Euroland analysts are taking a cautious approach to equities, uncertain of the way forward for both Germany and the US, the west’s two biggest economies. In-creasing political uncertainty in the EC is also taking its toll.
The continuing decline in the value of the euro against the dollar has been one trend effecting the outlook on equities. This is clearly allied to the unexpected strength in the US economy – as long as the US economy continues to show strength, then the euro will continue to show weakness relative to the dollar. However, it is also linked to concerns about Germany’s economy, which has been in the doldrums recently. Another factor contributing to the weakness of the euro is undoubtedly market uncertainty following the mass resignations at the EC.
The weakness of the euro has dominated equities trading in the Euro-zone countries, according to Alex Ions, equities strategist at Dresdner Kleinwort Benson in London. “It has boosted tradable goods stocks, many of which are cyclical stocks, while more defensive, more domestic, equities have under-performed.”
Low Euroland interest rates are another key economic factor effecting the equities outlook. As long as interest rates remain low, then valuation rates on Euroland equities will be sustainable.
Although it is likely that the European Central Bank will want to maintain Euro-zone interest rates at their current level, again, whether or not interest rates rise is in some ways dependent on decisions made in Washington DC.
“The US sets the trends,” says Astrid Smit, investment strategist at ABN-Amro, in Amsterdam. “The US economy is balanced on the edge, and in our view it is not totally clear which direction the economy will take.” However, despite its current strength, she does expect some decline in the US economy over the medium term, a view shared by many other observers.
Most analysts are generally pessimistic about growth forecasts for the Euroland economies, predicting lower growth for both Euroland and the UK in the short to medium term.
This translates into moderate returns in the equities markets: Smit is predicting moderate EPS growth forecasts, in the single digits or maybe 10%, as well as returns of between 5 to 10% on equities over the coming 12 months.
However, according to Thierry Lacraz, European equities analyst at Pictet et Cie in Geneva, “Pictet is more positive and optimistic regarding growth prospects” than many of its competitors. “For the time being the feeling is that recovery is relatively difficult, and people are gloomy about growth prospects. But this is not the case when you look at the figures.”
In Lacraz’s view, Euroland is currently balanced between two different attitudes: European consumers are generally buoyant, although industry is in a negative mood. It may be that the surprise resignation of German finance minister Oskar Lafontaine will be the trigger to a more positive attitude among European industry.
“Sometimes you don’t need a big event to change the big picture,” says Lacraz. “This might be the small spark needed to ignite the German market,” particularly if Lafontaine’s replacement, Hans Eichel, is more business-friendly.
Although, as he stresses: “Euroland is not Germany,” Germany’s economic influence is far-reaching, and a more positive attitude among German industry will spread throughout Euro-land.
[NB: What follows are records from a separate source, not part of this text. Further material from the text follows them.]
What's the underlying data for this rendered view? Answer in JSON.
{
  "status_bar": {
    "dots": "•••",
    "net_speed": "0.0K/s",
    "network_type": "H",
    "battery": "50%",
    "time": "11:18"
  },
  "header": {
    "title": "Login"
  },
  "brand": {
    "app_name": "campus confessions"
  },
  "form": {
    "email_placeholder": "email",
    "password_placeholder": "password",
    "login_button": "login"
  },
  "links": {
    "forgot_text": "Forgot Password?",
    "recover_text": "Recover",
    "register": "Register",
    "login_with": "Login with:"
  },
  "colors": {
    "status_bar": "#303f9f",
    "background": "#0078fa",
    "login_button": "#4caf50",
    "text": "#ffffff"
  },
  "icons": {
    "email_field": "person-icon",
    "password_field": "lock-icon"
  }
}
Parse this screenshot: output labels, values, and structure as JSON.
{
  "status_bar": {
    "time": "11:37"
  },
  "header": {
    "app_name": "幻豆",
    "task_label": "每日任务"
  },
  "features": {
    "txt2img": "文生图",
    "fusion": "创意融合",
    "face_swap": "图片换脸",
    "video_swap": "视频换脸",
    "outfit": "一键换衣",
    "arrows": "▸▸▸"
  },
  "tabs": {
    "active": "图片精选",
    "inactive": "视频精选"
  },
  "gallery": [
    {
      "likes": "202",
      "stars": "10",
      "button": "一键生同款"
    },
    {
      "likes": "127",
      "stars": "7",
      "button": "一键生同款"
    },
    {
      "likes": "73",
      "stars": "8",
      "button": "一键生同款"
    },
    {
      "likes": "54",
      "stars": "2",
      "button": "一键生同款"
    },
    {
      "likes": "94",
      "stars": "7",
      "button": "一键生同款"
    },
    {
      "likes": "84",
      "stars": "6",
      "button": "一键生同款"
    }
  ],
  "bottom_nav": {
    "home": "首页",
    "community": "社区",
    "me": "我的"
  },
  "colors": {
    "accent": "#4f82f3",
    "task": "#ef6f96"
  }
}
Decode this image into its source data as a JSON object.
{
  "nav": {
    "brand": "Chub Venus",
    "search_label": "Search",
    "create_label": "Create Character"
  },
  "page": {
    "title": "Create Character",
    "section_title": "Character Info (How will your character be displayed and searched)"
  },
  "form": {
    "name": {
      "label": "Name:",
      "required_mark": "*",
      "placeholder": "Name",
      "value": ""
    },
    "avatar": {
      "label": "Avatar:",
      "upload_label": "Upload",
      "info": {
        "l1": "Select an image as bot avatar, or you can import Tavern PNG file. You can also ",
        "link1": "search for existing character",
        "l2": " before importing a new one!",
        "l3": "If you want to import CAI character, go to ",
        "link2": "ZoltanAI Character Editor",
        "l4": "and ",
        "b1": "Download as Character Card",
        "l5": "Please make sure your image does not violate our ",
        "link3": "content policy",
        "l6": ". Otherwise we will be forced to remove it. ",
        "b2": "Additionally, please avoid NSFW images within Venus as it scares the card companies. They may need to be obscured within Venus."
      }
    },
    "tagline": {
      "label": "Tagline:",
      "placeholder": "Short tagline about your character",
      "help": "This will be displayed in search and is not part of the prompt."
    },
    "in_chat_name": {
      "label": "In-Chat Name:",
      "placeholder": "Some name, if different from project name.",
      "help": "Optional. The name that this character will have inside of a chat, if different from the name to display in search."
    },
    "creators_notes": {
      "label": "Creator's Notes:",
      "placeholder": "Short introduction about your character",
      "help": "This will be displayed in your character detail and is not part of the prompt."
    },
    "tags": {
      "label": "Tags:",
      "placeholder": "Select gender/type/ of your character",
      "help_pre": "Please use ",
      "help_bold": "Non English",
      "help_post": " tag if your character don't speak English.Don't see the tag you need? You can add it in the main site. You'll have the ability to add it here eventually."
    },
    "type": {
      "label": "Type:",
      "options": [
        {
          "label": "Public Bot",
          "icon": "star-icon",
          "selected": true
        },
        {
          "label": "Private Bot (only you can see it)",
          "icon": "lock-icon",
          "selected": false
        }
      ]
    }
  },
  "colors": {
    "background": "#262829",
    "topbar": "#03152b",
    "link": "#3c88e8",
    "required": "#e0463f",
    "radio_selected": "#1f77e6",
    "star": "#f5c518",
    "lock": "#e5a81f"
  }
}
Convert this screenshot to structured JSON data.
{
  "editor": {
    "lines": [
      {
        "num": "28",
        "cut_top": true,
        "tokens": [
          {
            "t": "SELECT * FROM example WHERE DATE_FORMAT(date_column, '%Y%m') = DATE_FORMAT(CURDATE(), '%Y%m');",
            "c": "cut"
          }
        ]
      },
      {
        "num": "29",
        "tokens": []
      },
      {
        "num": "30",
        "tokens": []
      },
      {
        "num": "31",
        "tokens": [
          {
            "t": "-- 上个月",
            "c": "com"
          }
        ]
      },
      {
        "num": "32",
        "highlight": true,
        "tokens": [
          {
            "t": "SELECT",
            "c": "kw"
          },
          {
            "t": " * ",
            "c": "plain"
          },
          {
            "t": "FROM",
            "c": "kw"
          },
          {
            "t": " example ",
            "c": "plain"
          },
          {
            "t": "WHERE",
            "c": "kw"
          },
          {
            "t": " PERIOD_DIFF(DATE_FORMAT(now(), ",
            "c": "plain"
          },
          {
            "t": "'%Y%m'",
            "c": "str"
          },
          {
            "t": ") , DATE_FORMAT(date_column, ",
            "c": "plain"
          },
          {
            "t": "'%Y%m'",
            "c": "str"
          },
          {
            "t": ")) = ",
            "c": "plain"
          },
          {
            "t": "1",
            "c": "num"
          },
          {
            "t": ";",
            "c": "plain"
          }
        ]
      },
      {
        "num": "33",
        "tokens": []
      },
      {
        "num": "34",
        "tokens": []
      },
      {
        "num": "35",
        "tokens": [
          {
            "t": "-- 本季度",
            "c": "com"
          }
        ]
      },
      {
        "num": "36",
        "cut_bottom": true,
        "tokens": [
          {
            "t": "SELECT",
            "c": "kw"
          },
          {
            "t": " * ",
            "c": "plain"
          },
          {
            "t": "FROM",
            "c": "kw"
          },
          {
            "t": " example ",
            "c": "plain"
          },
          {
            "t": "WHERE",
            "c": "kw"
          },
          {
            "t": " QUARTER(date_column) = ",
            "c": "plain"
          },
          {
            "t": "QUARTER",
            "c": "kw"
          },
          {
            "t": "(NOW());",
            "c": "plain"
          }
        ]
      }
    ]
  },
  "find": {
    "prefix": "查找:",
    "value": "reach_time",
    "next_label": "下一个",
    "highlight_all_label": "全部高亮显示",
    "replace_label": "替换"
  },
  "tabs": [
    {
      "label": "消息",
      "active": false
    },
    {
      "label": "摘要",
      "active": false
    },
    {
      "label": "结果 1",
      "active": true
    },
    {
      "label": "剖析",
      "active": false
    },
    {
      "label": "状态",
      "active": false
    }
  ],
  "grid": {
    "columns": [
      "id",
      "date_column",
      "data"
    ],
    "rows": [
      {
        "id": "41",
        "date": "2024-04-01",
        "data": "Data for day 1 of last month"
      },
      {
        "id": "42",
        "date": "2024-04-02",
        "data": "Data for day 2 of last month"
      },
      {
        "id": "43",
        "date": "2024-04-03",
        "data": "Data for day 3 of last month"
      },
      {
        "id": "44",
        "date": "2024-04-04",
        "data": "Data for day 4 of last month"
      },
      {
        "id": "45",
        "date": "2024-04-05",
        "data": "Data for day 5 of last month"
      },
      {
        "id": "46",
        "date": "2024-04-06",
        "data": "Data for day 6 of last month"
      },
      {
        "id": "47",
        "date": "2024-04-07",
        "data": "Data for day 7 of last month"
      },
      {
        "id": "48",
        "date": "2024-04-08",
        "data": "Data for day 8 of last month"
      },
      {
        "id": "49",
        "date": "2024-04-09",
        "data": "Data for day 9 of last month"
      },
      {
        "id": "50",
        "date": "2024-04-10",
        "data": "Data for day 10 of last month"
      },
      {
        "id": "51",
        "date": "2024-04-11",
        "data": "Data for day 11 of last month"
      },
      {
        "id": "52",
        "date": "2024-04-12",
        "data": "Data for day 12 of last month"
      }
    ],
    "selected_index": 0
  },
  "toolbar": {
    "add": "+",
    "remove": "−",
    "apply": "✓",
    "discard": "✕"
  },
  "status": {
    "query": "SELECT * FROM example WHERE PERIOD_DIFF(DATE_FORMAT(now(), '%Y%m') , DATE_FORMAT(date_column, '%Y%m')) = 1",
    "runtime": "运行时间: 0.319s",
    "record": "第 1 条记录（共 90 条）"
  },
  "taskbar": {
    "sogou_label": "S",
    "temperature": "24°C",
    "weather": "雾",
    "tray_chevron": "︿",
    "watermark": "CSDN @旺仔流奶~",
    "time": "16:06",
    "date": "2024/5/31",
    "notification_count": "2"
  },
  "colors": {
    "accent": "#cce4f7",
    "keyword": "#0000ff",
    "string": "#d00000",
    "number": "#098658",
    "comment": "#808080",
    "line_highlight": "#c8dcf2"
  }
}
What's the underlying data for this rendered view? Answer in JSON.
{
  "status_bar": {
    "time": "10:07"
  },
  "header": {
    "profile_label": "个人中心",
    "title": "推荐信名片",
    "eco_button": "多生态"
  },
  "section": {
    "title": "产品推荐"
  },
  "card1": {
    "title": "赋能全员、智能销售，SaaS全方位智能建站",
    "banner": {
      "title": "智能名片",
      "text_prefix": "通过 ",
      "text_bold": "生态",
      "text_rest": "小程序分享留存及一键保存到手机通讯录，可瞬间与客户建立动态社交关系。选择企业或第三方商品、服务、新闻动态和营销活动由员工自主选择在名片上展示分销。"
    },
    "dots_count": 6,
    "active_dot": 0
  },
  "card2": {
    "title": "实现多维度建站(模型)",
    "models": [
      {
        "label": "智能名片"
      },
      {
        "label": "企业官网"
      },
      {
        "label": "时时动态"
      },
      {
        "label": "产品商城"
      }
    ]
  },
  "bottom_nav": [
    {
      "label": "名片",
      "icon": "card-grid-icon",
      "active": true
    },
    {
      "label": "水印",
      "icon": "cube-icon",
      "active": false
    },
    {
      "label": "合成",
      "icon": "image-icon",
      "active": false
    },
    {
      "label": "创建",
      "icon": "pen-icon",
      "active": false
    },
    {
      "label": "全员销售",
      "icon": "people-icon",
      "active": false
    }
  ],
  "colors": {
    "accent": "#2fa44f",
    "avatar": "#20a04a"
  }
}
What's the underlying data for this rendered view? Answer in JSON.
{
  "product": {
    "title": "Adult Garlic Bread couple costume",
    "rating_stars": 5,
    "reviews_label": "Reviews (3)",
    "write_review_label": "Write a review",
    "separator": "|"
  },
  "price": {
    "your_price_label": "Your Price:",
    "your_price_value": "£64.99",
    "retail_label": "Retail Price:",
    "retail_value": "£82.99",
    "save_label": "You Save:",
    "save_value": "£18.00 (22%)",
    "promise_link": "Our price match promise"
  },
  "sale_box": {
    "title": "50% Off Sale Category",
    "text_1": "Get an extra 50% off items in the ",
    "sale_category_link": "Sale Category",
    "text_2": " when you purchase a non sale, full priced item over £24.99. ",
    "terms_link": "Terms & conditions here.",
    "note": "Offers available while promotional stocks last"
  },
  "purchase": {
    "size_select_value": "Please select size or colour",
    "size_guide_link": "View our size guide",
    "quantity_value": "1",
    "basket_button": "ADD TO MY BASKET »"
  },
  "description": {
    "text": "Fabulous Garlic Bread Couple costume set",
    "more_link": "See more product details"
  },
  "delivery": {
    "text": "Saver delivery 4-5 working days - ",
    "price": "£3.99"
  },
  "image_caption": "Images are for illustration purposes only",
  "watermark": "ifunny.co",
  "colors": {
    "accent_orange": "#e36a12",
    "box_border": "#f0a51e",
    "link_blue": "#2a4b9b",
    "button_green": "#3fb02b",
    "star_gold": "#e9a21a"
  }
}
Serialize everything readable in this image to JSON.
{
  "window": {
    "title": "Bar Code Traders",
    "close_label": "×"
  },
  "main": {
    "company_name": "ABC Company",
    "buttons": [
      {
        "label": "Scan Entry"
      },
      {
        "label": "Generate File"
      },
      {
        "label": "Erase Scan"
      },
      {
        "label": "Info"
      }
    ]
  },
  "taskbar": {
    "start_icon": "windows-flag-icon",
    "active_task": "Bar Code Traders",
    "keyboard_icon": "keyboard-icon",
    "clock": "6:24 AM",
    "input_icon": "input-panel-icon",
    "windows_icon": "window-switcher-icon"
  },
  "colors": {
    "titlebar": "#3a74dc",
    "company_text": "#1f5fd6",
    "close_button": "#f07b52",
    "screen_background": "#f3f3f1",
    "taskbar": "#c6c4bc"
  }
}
Smit is more cautious. “One man is not enough to change the whole policy, but government policy might become more pragmatic.”
In this uncertain economic environment, analysts are taking different positions toward sector recommendations. Consumer goods stocks are attracting a great deal of interest, because of high levels of consumer confidence – both ABN Amro and Pictet are very positive on these. As Lacraz says: “The market is seeing a change of leadership. After 18 months of focusing on defensive growth stocks, we are now looking at more economically sensitive stocks, such as the car industry and consumer goods.”
However, despite the recent strength in cyclical, tradable stocks, most analysts are cautiously recommending that investors avoid them. Their greater exposure to the US economy will mean that they will suffer once the expected downturn occurs. The large cap stocks favoured by most institutional investors are also very dependent on the US dollar, Smit pointed out.
The financial sector is seeing continued interest. “The financial sector could continue to see some strength from consolidation,” says Ions. This is linked to a positive view of southern European markets. “The strength in peripheral, southern European markets will continue as they retain a greater degree of buoyancy than the core Euroland countries,” he says.
“As it happens, the southern European equities markets have a greater domination by financial sector stocks.”